Blog Post 2
Ali Smith’s Hotel
World
At first it is hard to piece together how the five female narrators
in Smith’s novel have anything to do with each other, but as the novel
progresses the picture becomes clear. Sara Wilby, the ghost narrating the first
section of the novel, was a hotel chambermaid at the Global Hotel, a place
which soon becomes the scene of her death. Else, part two, is a homeless woman beginning
for change outside the hotel. Lise, part three, was a hotel receptionist who is
now bedridden with some unknown illness. Penny, part four, is a journalist
staying at the Global to write a review and who, with the help of Else, assists
a young girl is prying open a wall in the hotel. This young girl becomes the narrator
of part five and Sara Wilby’s sister, Clare.
All of the women are drawn, at some point throughout the
novel, into the world of the hotel which in turn acts like a kind of economic
center for them. As characters each woman both represents a singular character
as well as a symbolic representation of the different levels and positions a
person can have within an economic system.
In this reading of the text, Else as a homeless woman
represents the unemployed, although it is unclear as to why she is unable to
work. Lise represents the able bodied work as receptionist at the hotel. Penny
also represents an able bodied worker, yet her work is more of a leisurely
kind, also she is the only character in the novel actually staying in the hotel
to enjoy it. Clare represents the up and coming laboring unit as a student who
will soon be out in the world helping circulate currency and capital.

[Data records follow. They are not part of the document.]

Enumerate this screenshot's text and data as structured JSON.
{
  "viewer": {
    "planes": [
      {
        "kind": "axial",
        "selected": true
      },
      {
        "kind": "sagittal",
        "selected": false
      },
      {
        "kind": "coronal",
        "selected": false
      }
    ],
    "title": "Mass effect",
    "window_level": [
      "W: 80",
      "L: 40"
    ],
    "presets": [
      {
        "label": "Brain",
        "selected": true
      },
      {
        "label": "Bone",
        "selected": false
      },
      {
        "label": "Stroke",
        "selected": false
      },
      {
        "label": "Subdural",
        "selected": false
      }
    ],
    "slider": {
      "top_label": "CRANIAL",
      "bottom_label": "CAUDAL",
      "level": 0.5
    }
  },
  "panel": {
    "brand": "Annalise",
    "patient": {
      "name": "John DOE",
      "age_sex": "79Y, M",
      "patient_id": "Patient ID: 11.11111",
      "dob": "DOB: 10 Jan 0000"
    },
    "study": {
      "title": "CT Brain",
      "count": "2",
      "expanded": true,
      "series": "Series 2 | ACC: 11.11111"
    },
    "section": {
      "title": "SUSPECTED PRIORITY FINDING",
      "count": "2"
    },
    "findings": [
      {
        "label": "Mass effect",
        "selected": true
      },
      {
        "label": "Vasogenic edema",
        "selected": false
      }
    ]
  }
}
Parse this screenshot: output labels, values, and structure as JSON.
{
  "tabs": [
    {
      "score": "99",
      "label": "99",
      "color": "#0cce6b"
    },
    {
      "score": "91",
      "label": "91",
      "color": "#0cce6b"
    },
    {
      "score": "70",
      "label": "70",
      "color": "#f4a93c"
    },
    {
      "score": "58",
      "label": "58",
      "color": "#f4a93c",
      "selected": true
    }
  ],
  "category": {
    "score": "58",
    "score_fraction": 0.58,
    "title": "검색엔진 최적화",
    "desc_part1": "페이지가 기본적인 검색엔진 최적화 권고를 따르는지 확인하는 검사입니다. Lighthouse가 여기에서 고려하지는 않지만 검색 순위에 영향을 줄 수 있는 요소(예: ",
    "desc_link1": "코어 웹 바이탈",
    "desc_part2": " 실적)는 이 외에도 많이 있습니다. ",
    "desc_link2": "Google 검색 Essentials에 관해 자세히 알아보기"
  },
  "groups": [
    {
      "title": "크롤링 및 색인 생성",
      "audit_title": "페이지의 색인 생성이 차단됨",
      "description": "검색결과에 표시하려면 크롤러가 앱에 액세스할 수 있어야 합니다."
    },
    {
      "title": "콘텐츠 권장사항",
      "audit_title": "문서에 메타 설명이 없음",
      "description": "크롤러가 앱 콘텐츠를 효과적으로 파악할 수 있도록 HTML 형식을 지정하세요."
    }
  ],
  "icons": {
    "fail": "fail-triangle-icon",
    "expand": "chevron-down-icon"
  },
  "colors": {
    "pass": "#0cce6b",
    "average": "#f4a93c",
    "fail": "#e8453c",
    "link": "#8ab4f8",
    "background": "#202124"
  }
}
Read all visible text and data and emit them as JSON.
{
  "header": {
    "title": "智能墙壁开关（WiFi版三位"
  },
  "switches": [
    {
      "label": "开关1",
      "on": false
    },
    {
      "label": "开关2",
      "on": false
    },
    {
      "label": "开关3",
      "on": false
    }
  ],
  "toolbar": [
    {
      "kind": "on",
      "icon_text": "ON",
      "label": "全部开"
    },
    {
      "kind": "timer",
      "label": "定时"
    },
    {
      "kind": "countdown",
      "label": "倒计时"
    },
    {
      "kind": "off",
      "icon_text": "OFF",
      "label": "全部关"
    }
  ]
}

Each woman represents a different type of person
in the economic system which illustrates how people in the world can move
between the different areas of labor quite fluidly. One day one could be
working and contributing to society and the next society is contributing to
their personal care and they are taking capital out of the system, but unable
to return it. Such is the case for Lise. Once she was an able bodied worker and
now she is bedridden and needs other to support her. Her mother Deride tries to
produce something lucrative from her decaying daughter in the form of an epic
poem. Similarly to how the ghost of Sara tries to get something lucrative from
her own decaying body, the memory of her death. Every character in the novel is
constantly contributing in one way or another to the economic system around
them. This in turn leads to an interpretation of the Global Hotel as its own quasi-economic
system which circulations able bodied workers and currency in and out of its
doors
I appreciate this allegorical read you're doing--or, maybe it's more analogical. Either way, you're suggesting that the novel shows us a microcosm of a labor market, and how bodies circulate within it. One thing I might add to that is the consideration that most of the narrators are not traditionally able-bodied, but they circulate anyway. I wonder what happens when we factor that in.